Nous mouillons dans la très jolie baie de Fishermans Cove mais il nous est impossible de débarquer à terre en raison de la houle et de gros rochers à l’approche de la plage. C’est bien dommage car l’endroit est paradisiaque.
Comme le vent tourne et rend le mouillage inconfortable, nous allons nous réfugier de l’autre côté de l’île devant Hobbs Beach.
Le temps est radieux mais nous grelotons en raison d’un vent du sud qui est bien froid. La vue sur Auckland et ses volcans, notamment Rangitoto, est magnifique. C’est un peu surréaliste d’apercevoir au loin les buildings d’Auckland, ville où nous ne sommes jamais allés.
L’on fait la rencontre d’une sympathique famille kiwi à bord d’un minuscule trimaran. Le lendemain, nous sommes étonnés de ne plus les voir au mouillage malgré l’heure matinale. L’on se dit que l’on n’a pas du comprendre ce qu’ils nous avaient expliqué au sujet de leurs projets. Nous apprendrons plus tard que les rafales de vent les ont fait déraper durant la nuit et qu’en se retrouvant sur le récif, ils ont abimé leurs safrans. Heureusement, ils ont pu rejoindre la marina sains et saufs afin de réparer leur bateau.
Avant de nous diriger vers la marina de Gulf Harbour, nous prenons soin de les appeler afin de les informer de notre arrivée imminente (nous avions déjà confirmé par mail).
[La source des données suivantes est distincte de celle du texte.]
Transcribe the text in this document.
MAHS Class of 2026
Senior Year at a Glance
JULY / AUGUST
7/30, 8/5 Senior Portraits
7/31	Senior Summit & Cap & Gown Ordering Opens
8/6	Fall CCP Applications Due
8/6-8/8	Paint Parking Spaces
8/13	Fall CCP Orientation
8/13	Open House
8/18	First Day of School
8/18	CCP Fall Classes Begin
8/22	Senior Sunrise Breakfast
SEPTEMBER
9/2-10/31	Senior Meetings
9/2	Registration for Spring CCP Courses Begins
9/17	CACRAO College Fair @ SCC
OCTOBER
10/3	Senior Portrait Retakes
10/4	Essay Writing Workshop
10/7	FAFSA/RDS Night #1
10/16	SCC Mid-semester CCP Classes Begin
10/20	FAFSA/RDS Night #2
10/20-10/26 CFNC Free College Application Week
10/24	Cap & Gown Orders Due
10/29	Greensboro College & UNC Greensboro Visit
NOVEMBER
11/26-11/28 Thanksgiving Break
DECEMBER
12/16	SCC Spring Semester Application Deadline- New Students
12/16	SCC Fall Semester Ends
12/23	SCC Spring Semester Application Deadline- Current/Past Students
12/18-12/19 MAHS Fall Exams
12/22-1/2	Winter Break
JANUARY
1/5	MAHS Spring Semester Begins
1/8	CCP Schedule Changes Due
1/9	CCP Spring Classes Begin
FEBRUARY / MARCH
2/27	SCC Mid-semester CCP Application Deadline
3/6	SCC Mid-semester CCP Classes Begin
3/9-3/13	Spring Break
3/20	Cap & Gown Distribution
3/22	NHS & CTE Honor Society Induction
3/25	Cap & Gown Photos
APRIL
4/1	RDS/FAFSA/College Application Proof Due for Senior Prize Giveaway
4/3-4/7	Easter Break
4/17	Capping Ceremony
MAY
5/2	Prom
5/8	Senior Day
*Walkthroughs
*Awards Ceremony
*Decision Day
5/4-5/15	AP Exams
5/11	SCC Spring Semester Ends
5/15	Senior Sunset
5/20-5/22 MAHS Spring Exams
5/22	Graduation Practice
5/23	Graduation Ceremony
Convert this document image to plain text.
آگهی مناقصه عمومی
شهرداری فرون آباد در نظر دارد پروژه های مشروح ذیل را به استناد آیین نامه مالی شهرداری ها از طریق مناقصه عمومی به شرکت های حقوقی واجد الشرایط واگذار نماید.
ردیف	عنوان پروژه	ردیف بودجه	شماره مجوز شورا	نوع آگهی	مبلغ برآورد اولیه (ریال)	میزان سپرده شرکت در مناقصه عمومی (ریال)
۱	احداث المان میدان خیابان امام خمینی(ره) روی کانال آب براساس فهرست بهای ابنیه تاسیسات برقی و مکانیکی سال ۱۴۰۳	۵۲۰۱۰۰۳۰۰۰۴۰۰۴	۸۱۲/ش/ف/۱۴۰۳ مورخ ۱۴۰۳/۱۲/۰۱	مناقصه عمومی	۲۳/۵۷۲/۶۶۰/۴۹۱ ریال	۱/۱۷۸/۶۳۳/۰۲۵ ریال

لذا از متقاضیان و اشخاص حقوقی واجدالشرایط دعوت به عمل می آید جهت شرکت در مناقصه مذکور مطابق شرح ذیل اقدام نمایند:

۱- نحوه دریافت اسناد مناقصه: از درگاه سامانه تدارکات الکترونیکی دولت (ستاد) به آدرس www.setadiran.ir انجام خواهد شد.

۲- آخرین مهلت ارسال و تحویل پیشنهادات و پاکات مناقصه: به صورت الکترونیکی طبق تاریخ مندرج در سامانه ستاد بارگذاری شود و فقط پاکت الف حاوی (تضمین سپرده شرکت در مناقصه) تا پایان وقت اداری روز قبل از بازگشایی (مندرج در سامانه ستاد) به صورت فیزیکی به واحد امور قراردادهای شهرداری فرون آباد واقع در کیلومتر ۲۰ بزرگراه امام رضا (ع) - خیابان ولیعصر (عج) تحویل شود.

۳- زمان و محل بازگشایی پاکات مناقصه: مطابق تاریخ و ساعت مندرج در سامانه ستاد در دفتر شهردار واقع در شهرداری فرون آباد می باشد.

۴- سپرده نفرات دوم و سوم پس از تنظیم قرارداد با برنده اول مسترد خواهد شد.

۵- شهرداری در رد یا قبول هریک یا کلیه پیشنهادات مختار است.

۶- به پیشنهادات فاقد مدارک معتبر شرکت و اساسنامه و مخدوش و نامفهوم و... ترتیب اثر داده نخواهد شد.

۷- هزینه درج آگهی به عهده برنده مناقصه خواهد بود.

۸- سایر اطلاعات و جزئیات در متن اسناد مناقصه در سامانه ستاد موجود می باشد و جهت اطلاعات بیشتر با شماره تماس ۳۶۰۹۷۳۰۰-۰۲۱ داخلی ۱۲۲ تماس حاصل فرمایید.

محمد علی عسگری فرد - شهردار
Petite sueur froide lorsque la gérante nous demande de la rappeler car elle doit s’assurer que la place est libre ! Nous avons déjà réservé et payé notre camping-car qui nous attend dans quelques jours, il faut donc impérativement que nous trouvions un endroit sûr pour laisser Ninamu durant notre absence.
Au final, tout s’arrange, la marina nous trouve une place avec les super yachts et nous pouvons nous amarrer au ponton.